(no subject)

Feb 06, 2004 01:15

It is so hard to be a black jewish gay. Not that I know any, iI just think it would suck. hard.

Well I live in springfield now for all of you non-believers that don't follow my ever move. damn you, all to hell. Well it is fun, and exciting and all that jazz... not really, I hate every moment I am alive, every part of me and every inch of space I take up. It sucks, not because I live down there. mostly because I hate life and everything about it. What is the point to life? to get a job and work your whole life? I mean college kids pay an ass load of money just to learn to get a job, so they can work the rest of their lives? I don't get it. But until I win the lotto or fuck some supermodel that gives me money for sex on a regular basis, I will continue on. that's life, it throws shit at you and you must learn to throw it back. I think I will start doing drugs? not that i want to just that I am so bored with my life and how I live it that doing drugs it could still be bad I just wouldn't remember. I have good friends down there, I think at times that most of them don't like me or get sick of me after a couple days. but its cool, I get sick of myself after a while too.

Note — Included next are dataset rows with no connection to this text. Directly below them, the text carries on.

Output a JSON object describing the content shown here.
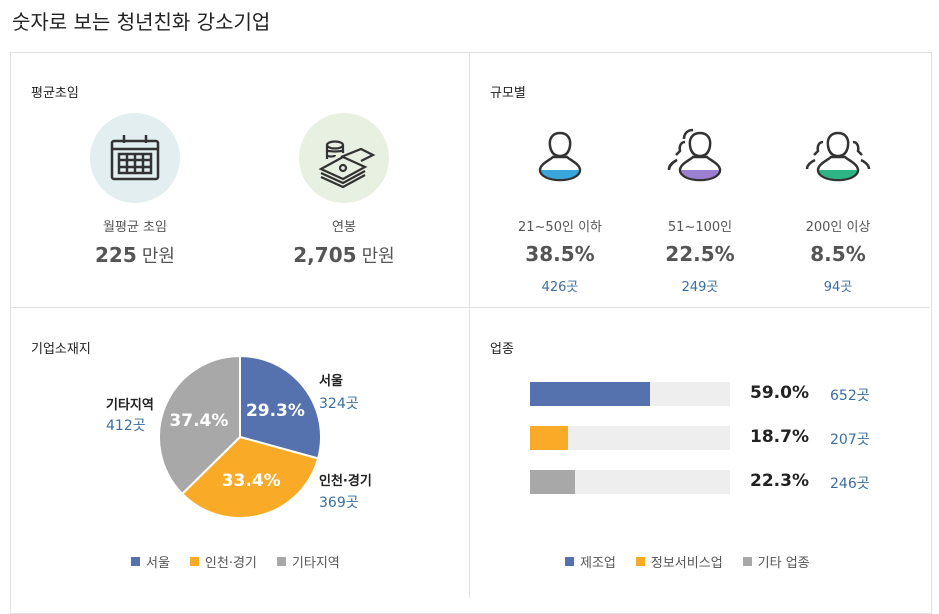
{
  "title": "숫자로 보는 청년친화 강소기업",
  "salary": {
    "heading": "평균초임",
    "items": [
      {
        "label": "월평균 초임",
        "value": "225",
        "unit": "만원",
        "icon": "calendar-icon",
        "bg": "#e3eef0"
      },
      {
        "label": "연봉",
        "value": "2,705",
        "unit": "만원",
        "icon": "money-icon",
        "bg": "#e8f0e2"
      }
    ]
  },
  "size": {
    "heading": "규모별",
    "items": [
      {
        "label": "21~50인 이하",
        "pct": "38.5%",
        "count": "426곳",
        "color": "#3aa6dc",
        "icon": "person-icon"
      },
      {
        "label": "51~100인",
        "pct": "22.5%",
        "count": "249곳",
        "color": "#9b7fd0",
        "icon": "two-people-icon"
      },
      {
        "label": "200인 이상",
        "pct": "8.5%",
        "count": "94곳",
        "color": "#2eb585",
        "icon": "group-icon"
      }
    ]
  },
  "chart_data": [
    {
      "type": "pie",
      "heading": "기업소재지",
      "categories": [
        "서울",
        "인천·경기",
        "기타지역"
      ],
      "values": [
        29.3,
        33.4,
        37.4
      ],
      "value_labels": [
        "29.3%",
        "33.4%",
        "37.4%"
      ],
      "counts": [
        "324곳",
        "369곳",
        "412곳"
      ],
      "colors": [
        "#5672ae",
        "#f9ab28",
        "#a8a8a8"
      ],
      "legend": "bottom"
    },
    {
      "type": "bar",
      "orientation": "horizontal",
      "heading": "업종",
      "categories": [
        "제조업",
        "정보서비스업",
        "기타 업종"
      ],
      "values": [
        59.0,
        18.7,
        22.3
      ],
      "value_labels": [
        "59.0%",
        "18.7%",
        "22.3%"
      ],
      "counts": [
        "652곳",
        "207곳",
        "246곳"
      ],
      "colors": [
        "#5672ae",
        "#f9ab28",
        "#a8a8a8"
      ],
      "legend": "bottom"
    }
  ]
}
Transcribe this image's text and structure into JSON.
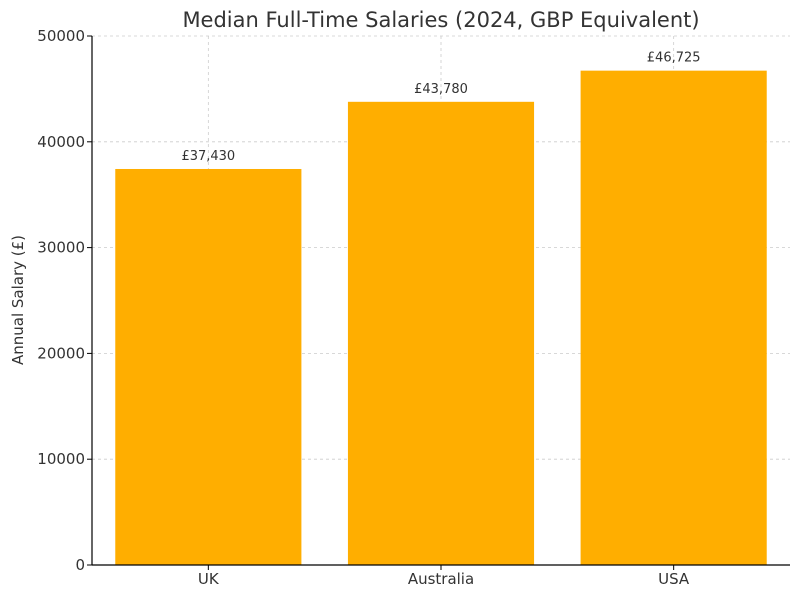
{
  "chart_data": {
    "type": "bar",
    "title": "Median Full-Time Salaries (2024, GBP Equivalent)",
    "xlabel": "",
    "ylabel": "Annual Salary (£)",
    "categories": [
      "UK",
      "Australia",
      "USA"
    ],
    "values": [
      37430,
      43780,
      46725
    ],
    "value_labels": [
      "£37,430",
      "£43,780",
      "£46,725"
    ],
    "ylim": [
      0,
      50000
    ],
    "yticks": [
      0,
      10000,
      20000,
      30000,
      40000,
      50000
    ],
    "ytick_labels": [
      "0",
      "10000",
      "20000",
      "30000",
      "40000",
      "50000"
    ],
    "grid": true,
    "colors": {
      "bar": "#FFAE00",
      "grid": "#cccccc",
      "axis": "#000000",
      "text": "#333333"
    }
  }
}
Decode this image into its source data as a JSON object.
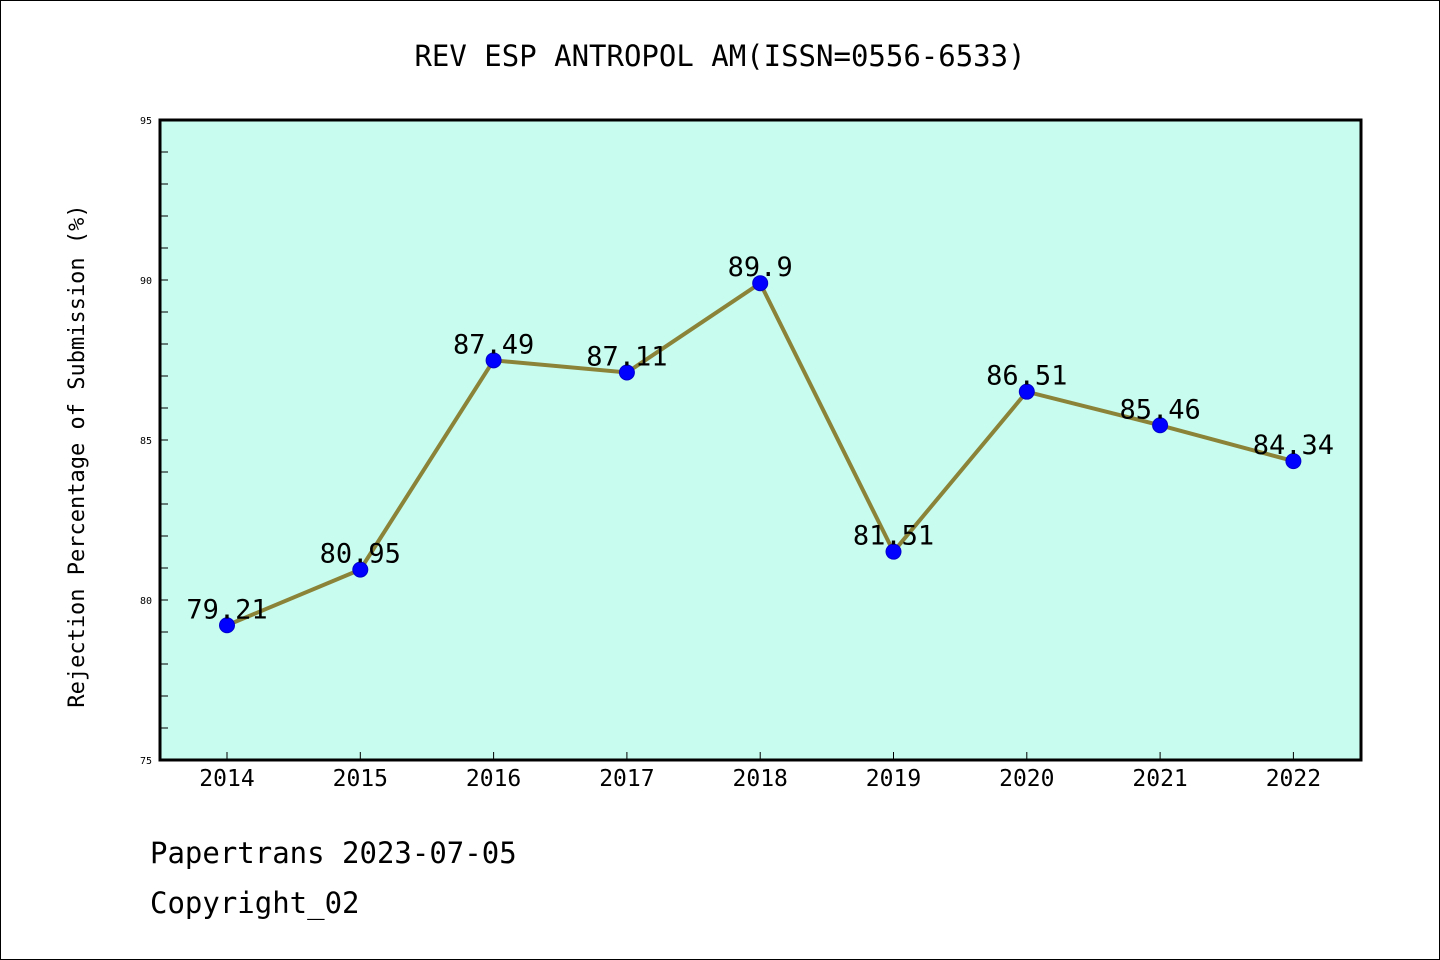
{
  "chart_data": {
    "type": "line",
    "title": "REV ESP ANTROPOL AM(ISSN=0556-6533)",
    "xlabel": "",
    "ylabel": "Rejection Percentage of Submission (%)",
    "categories": [
      "2014",
      "2015",
      "2016",
      "2017",
      "2018",
      "2019",
      "2020",
      "2021",
      "2022"
    ],
    "series": [
      {
        "values": [
          79.21,
          80.95,
          87.49,
          87.11,
          89.9,
          81.51,
          86.51,
          85.46,
          84.34
        ],
        "labels": [
          "79.21",
          "80.95",
          "87.49",
          "87.11",
          "89.9",
          "81.51",
          "86.51",
          "85.46",
          "84.34"
        ]
      }
    ],
    "ylim": [
      75,
      95
    ],
    "yticks": [
      "75",
      "80",
      "85",
      "90",
      "95"
    ],
    "grid": false,
    "colors": {
      "plot_background": "#c8fcee",
      "line": "#8b8338",
      "marker": "#0000ff"
    }
  },
  "footer": {
    "line1": "Papertrans 2023-07-05",
    "line2": "Copyright_02"
  }
}
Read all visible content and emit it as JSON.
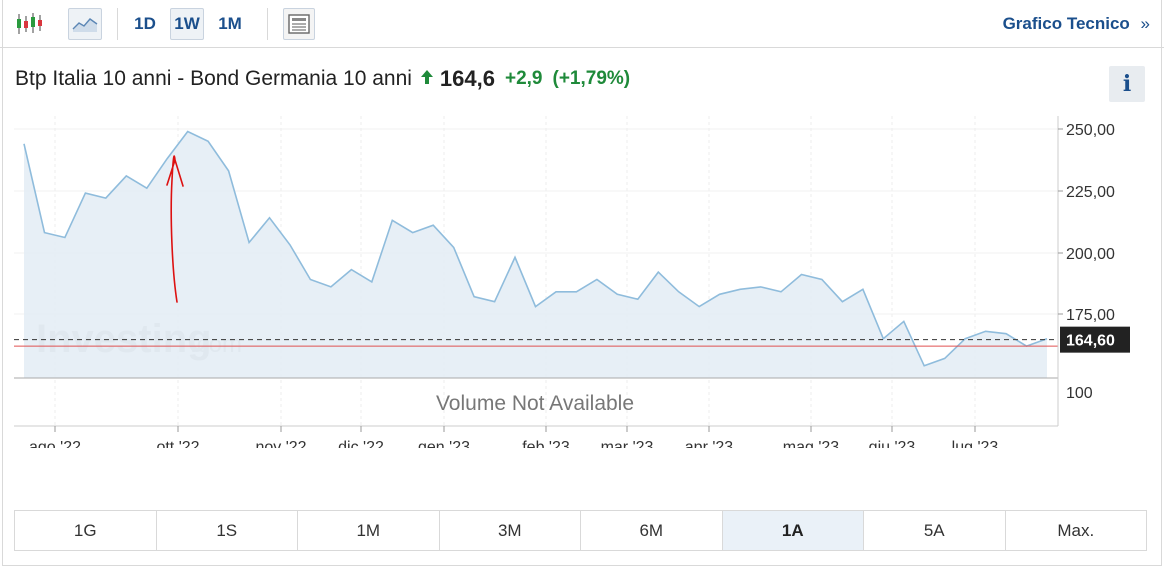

I think i'm kind of a dick, I can just be mean to people and really not know why? It's like sub concensely I want people to hate me. I told heather when we started going out that I was a dick and I would do things to push us apart. that I didn't know why I did, i just do. Well at least I told her the truth? ohh well I try to work on it but i'm not very good at it.

So I like this girl, but I don't know why? I never liked her before until a couple weeks ago, and It kind of hit me. I was like wow! I really like her. and then i was like why? I still don't know and I could never make it work. She would never see me that way. We could never date unless she started it, like came up to me ad made it real ovious, and i would have to be sober. If we kissed at a party I wouldn't be like no no it's the beer. or at least that is what I would tell myself. hmm is it possiable to be loud and crazy and funny just to cover up how shy you really are? that doesn't make sense but I think it can happen.

So the moral of this is, If someone is a good friend to you and treats you well, tell them, make sure they know they are loved. and two if you like someone and want to date them, tell me err I mean tell them, live is too short to play games like that. on a side note if you like someone you can tell me and I will make sure they know is some suttle way. Yea so bye.

P.S. I feel cocky, that is my mood. If you don't get it call me and I will explain.